# Finding a General Form of Two non-zero, square Matrices with product zero

I am looking at two non-zero matrices, $A$ and $B$, both over $\mathbb{R}$ and of dimension $n \times n$. I think I've proven that their product $AB$ can be equal to zero by the following:

In the first entry of $AB=0$, which is $ab_{11}$ = $\sum_{i=1}^{n} a_{1n}b_{n1}$, there exists some $a_{1k}b_{k1} = -\sum_{i=1}^{n} a_{1n}b_{n1}$ for $i \neq k$. We just induce this for all remaining entries $ab_{ij}$ of $AB$.

Assuming that's a sufficient (and sufficiently elegant [I'm new]) proof, is there a general form of $A$ or $B$? My ultimate goal is to show that $BA \neq 0$ for all such $A$ and $B$, and I think knowing the general form of one of these matrices would help.

(Also, is it appropriate to ask more than one question about this same system on this same thread?)

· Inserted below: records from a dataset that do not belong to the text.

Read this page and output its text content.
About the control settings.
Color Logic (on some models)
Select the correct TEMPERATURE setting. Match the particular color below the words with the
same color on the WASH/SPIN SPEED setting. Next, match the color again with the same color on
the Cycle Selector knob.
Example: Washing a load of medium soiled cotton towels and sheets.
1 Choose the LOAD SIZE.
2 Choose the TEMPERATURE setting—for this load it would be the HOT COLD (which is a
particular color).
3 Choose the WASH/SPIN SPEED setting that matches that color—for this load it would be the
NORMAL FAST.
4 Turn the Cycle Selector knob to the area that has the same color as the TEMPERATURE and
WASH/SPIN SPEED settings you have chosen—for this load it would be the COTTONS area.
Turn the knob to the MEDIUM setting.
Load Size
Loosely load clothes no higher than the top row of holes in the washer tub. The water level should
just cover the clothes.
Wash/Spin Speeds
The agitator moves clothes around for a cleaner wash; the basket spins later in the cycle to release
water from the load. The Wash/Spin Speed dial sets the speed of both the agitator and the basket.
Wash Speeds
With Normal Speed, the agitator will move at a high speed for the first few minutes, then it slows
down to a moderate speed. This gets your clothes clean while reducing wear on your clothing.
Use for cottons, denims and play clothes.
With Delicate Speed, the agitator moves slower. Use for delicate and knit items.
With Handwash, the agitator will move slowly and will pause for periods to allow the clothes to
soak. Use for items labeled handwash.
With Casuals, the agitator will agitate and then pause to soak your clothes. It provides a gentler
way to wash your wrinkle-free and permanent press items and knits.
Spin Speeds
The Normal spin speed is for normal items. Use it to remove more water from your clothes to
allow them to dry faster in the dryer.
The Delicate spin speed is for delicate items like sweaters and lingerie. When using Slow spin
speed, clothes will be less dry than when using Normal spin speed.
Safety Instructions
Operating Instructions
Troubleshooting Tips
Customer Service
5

This is a good way indeed to construct an example of matrices $A$ and $B$ such that $AB=0$. Still :

• this is not really elegant (my point of view, at least :))
• there is no better way in my own to construct the generic example of such $A$ and $B$.

One more ways to think of this problem : can you find an example of matrix $A$ such that $A^2=0$? or more generally $A^n=0$? This of course does not construct all examples of such $A$, $B$ but yet gives a nice sub-example (nilpotent matrices). Hint : look at matrice which are upper triangular, with $0$ on the diagonal.

The condition for $AB = 0$ is that all columns of $B$ are in the null space of $A$. So take $A$ to be any matrix of rank $< n$, find its null space, choose any $n$ vectors (not all $0$) in that null space, and let $B$ be the matrix whose columns are those vectors.

For all $(i,j)\in\{1,\cdots,n\}^2$, let define $E_{i,j}:=(\delta_{i,k}\delta_{j,\ell})_{k\in\{1,\cdots,n\}\\\ell\in\{1,\cdots,n\}}$, namely the square matrix of size $n$ with zeroes everywhere except at entry $(i,j)$. For all $(i,j),(k,\ell)\in\{1,\cdots,n\}^2$, notice that one has: $$E_{i,j}E_{k,\ell}=\delta_{j,k}E_{i,\ell}.$$ Therefore, if $j\neq k$, one has $E_{i,j}E_{k,l}=0$, without $E_{i,j}$ nor $E_{k,l}$ being zero.

Remark.

• Here $\delta_{i,j}$ is the Kronecker's symbol, it has value $1$ if and only if $i=j$ and $0$ otherwise.

• The matrices $E_{i,j}$ are called elementary has they form a basis for the space of all square matrices of size $n$ and are regularly involved in matrix problems, such that determining the set of square matrices commuting with all others.